Okefenokee Swamp threatened by proposed strip mine

By Dianne Mathiowetz
May 10, 2023

Atlanta

A years-long struggle by the Muskogee Creek Nation and environmentalists to preserve the Okefenokee Swamp, home of the Okefenokee National Wildlife Refuge, is ramping up its campaign to stop Alabama-based Twin Pines Minerals from strip mining the eastern edge of this unique ecosystem.

Okefenokee Swamp, Georgia.

Opponents say that what is at risk is a 650-square-mile wilderness, located in southern Georgia and extending to the Florida border. The area is the largest carbon reserve in the U.S. and the source of the Suwannee and St. Marys Rivers. (garivers.org)

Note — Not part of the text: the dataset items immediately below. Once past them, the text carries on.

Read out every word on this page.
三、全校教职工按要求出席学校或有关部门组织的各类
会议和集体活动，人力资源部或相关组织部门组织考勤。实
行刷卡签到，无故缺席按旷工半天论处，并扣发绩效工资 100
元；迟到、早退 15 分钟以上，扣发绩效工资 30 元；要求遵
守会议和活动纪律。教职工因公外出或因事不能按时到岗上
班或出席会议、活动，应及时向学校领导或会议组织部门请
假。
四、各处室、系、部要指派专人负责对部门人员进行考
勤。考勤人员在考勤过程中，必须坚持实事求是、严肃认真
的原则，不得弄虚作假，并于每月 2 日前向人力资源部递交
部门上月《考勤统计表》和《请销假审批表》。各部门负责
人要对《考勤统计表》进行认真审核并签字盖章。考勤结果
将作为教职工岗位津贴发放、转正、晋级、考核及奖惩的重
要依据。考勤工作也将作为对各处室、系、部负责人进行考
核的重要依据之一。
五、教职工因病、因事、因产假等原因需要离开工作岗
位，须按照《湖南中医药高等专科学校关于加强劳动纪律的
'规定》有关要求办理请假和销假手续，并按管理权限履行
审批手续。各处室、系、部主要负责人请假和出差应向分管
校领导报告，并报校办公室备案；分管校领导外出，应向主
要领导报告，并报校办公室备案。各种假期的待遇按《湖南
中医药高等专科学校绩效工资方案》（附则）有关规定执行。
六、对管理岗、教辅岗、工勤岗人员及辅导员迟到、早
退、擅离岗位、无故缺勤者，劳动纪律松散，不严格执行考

Home to countless unique and endangered species of birds, reptiles, mammals, fish and plant life, Okefenokee’s human history goes back thousands of years. The name comes from a shortened Muskogee Creek phrase, meaning “water shaking,” which describes how the dark, still waters moved when canoes traveled through the swamp.

The U.S. military brutally removed the Indigenous nations of the South in the 1830s to Oklahoma, at the cost of untold lives along the Trail of Tears. However, as Turner Hunt, tribal historic preservation officer for the Muskogee Creek Nation, has stated, the Okefenokee Swamp “is very much part of us as a Muskogean people.”

The Muskogee Nation has joined in the “call for a more thorough review,” in light of “the risk to the cultural and natural resources” of the Okefenokee. (Atlanta Journal-Constitution, “Report: Okefenokee Swamp among country’s ‘most endangered’ waterways,” April 18) The Muskogee Creek Nation won a legal say in management of the wildlife refuge from the Biden administration last year.

The brilliance of the stars

The hundreds of thousands of visitors who come to see this unique wilderness are mesmerized by the mirror-like quality of the waters; they reflect the trees and the sky above in the day, and at night the brilliance of the stars amazes.

It is the water loss and multiple forms of environmental degradation integral to the strip-mining process, which motivate the many forces that oppose issuing a permit to mine for titanium, a common mineral. While titanium is used in aircraft and military weaponry, it is most commonly used as a whitening agent in paint, toothpaste and other household products.

Twin Pine Minerals plans to initially dig for the mineral on some 740 acres on the Trail Ridge, an ancient inland sand dune forming a geological boundary on the eastern side of the swamp. Their plan is to dig pits 150 feet deep, remove the sand, strip out the titanium mineral particles and put the sand back, all supposedly without harming the swamp’s water table.

The U.S. Fish and Wildlife Service and independent hydrologists and environmentalists counter this argument, stating that the structural integrity of the sand dune would be destroyed and would inevitably create lower water levels and pollution impacting the wildlife and vegetation, the habitat and ecosystem.

The use of heavy equipment, the structures, noise and lights required to process tons of sand will create a disastrous impact on this rare ecosystem, opponents say. The predicted lower water levels would increase the risk of the swamp’s immense peat bogs drying out and catching fire, thus releasing centuries of stored carbon back into the atmosphere. This is a climate change disaster not to be risked.

The permitting process is in the hands of the Georgia Environmental Protection Division, which has moved the review of the Twin Pines plans along up to now, despite over 77,000 comments from the public opposing the strip mine in January and February 2023. The EPD has given no estimate on the length of time they will take to examine the many technical comments it has received.

Meanwhile the number of newspaper articles, including in the Atlanta Journal-Constitution, local organizing in the counties around the Okefenokee, and national and international attention to the dangers to its unique and special character are bringing new voices and power to the campaign to save the Okefenokee Swamp.